17: A Child In Need (2.05)

1978; 50 minutes
Director of Photography John McPherson 
Written by Frank Dandridge; Produced by Chuck Bowman/Nicholas Corea
Directed by James D Parriot

Whilst working as a groundsman (gardener) at a school, David meets an emotional pupil who's exhibiting a large number of cuts and bruises on his arms.  David takes him to the nurse who reveals that this is only one of a number of times that she's had to patch up Mark.  He takes the boy home but despite the exhibition of an apparently normal suburban surface David suspects something is not quite right, and goes to speak to the mother (who he finds out works at a local store during the evenings).  She is none too compliant, but David notices that she has a bruise on her arm too; enough evidence for him to realise that the father is beating the boy as well as his wife.

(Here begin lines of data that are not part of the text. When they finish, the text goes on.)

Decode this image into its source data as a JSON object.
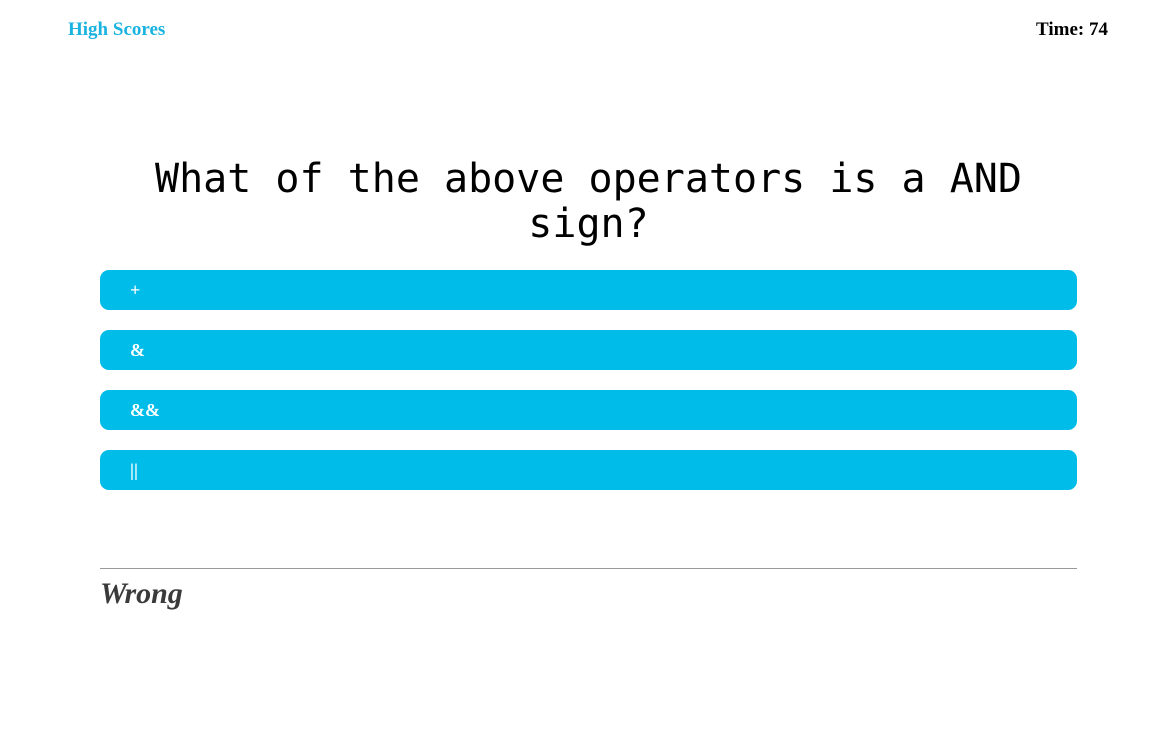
{
  "header": {
    "high_scores_label": "High Scores",
    "timer_text": "Time: 74"
  },
  "quiz": {
    "question": "What of the above operators is a AND sign?",
    "answers": [
      {
        "label": "+"
      },
      {
        "label": "&"
      },
      {
        "label": "&&"
      },
      {
        "label": "||"
      }
    ],
    "feedback": "Wrong"
  },
  "colors": {
    "accent": "#00bce8",
    "link": "#1ab3e0",
    "feedback_text": "#3a3a3a",
    "divider": "#9a9a9a"
  }
}
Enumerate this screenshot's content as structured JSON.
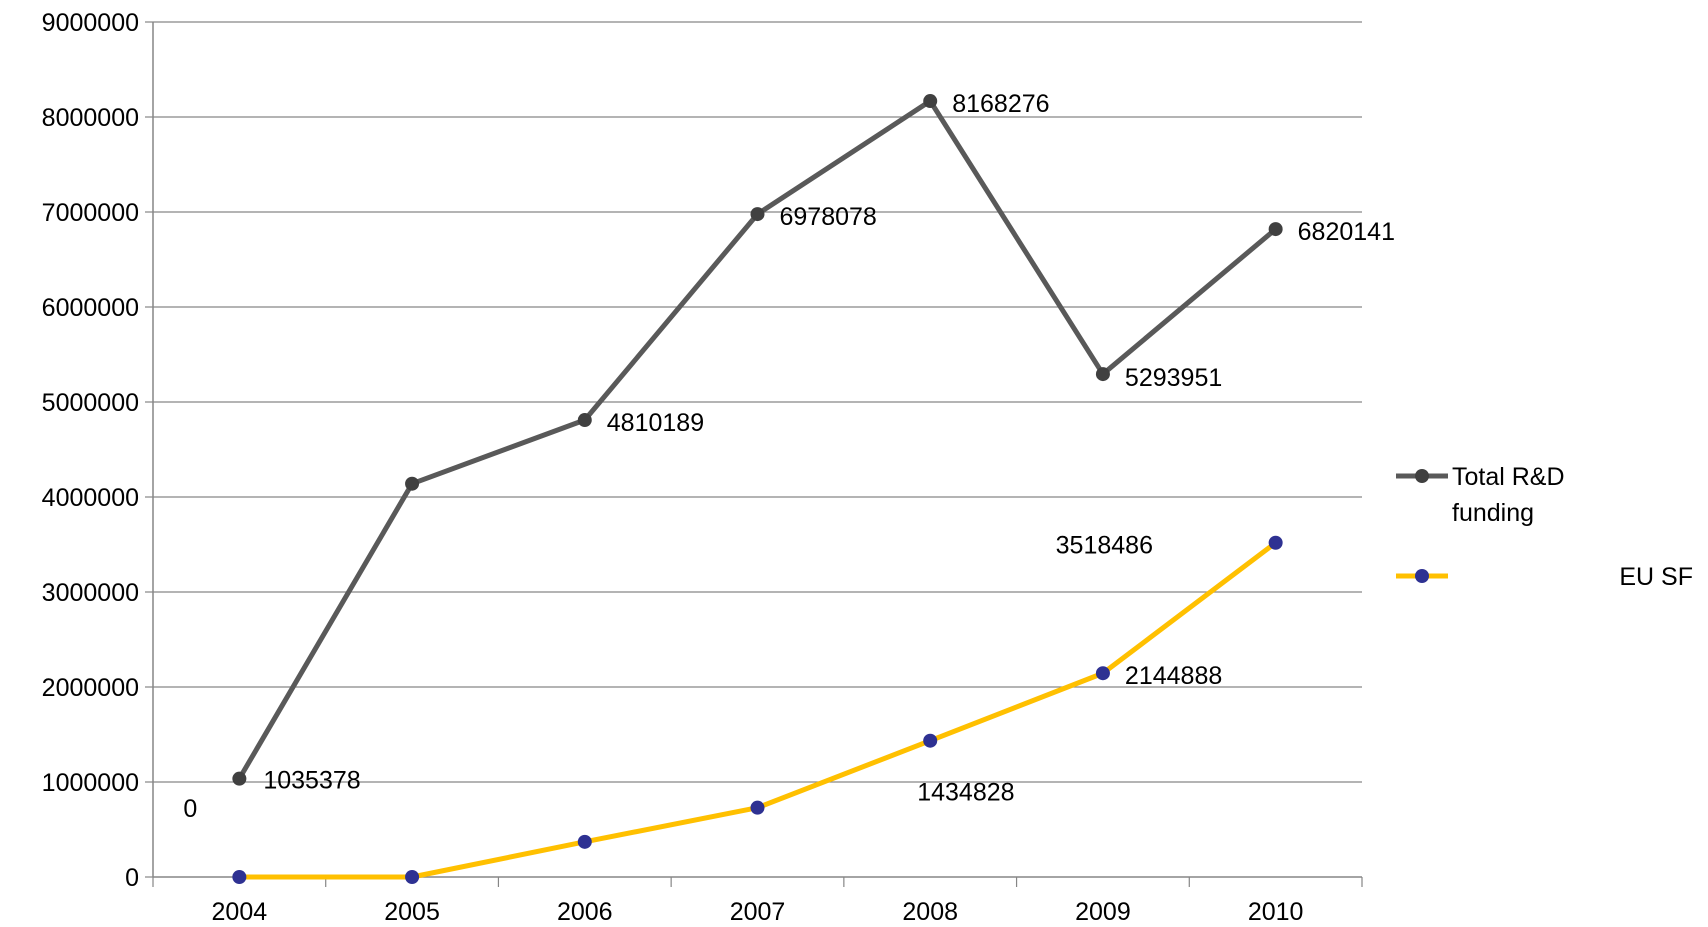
{
  "chart_data": {
    "type": "line",
    "categories": [
      "2004",
      "2005",
      "2006",
      "2007",
      "2008",
      "2009",
      "2010"
    ],
    "ylim": [
      0,
      9000000
    ],
    "yticks": [
      "0",
      "1000000",
      "2000000",
      "3000000",
      "4000000",
      "5000000",
      "6000000",
      "7000000",
      "8000000",
      "9000000"
    ],
    "grid": true,
    "legend_position": "right",
    "series": [
      {
        "name_lines": [
          "Total R&D",
          "funding"
        ],
        "color": "#595959",
        "marker_color": "#404040",
        "values": [
          1035378,
          4140000,
          4810189,
          6978078,
          8168276,
          5293951,
          6820141
        ],
        "labels": [
          "1035378",
          "",
          "4810189",
          "6978078",
          "8168276",
          "5293951",
          "6820141"
        ]
      },
      {
        "name_lines": [
          "EU SF"
        ],
        "color": "#FFC000",
        "marker_color": "#2E3192",
        "values": [
          0,
          0,
          370000,
          730000,
          1434828,
          2144888,
          3518486
        ],
        "labels": [
          "0",
          "",
          "",
          "",
          "1434828",
          "2144888",
          "3518486"
        ]
      }
    ]
  }
}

Surprisingly dark material for a family oriented TV show in the seventies, child abuse is widely spoken about now but was something the world was largely ignorant to at the time.  In fact,  deliberate ignorance is poignantly reflected in some of the characters here when David hears Mark being beaten: he rushes round to each of the neighbours to call the police, only to find that none of them want to get involved.  Neither, indeed, does the school nurse for fear of losing her own job.

I think there are some great performances in this episode, most notably as usual from Bixby himself (whose persevering interference for once is completely understandable), Ferrigno's touching appearance as the force that puts the bully into line, and Sandy Kirkland as Mark's mother, who maintains her assertion of love for the aggressor whilst torn emotionally between the dilemmas she is faced with.  Not only was this story a brave move but the writer goes one step further - it's the easiest option for all of us to assume that child-abusers are pure monsters, but the Hulk's own beating of the father by the final act brings about the revelation that the man himself was beaten as a child, laying down the unfortunate foundations for what he was to become.  The conclusion is possibly slightly too rosy but this doesn't mar what is otherwise an excellent entry in the second series.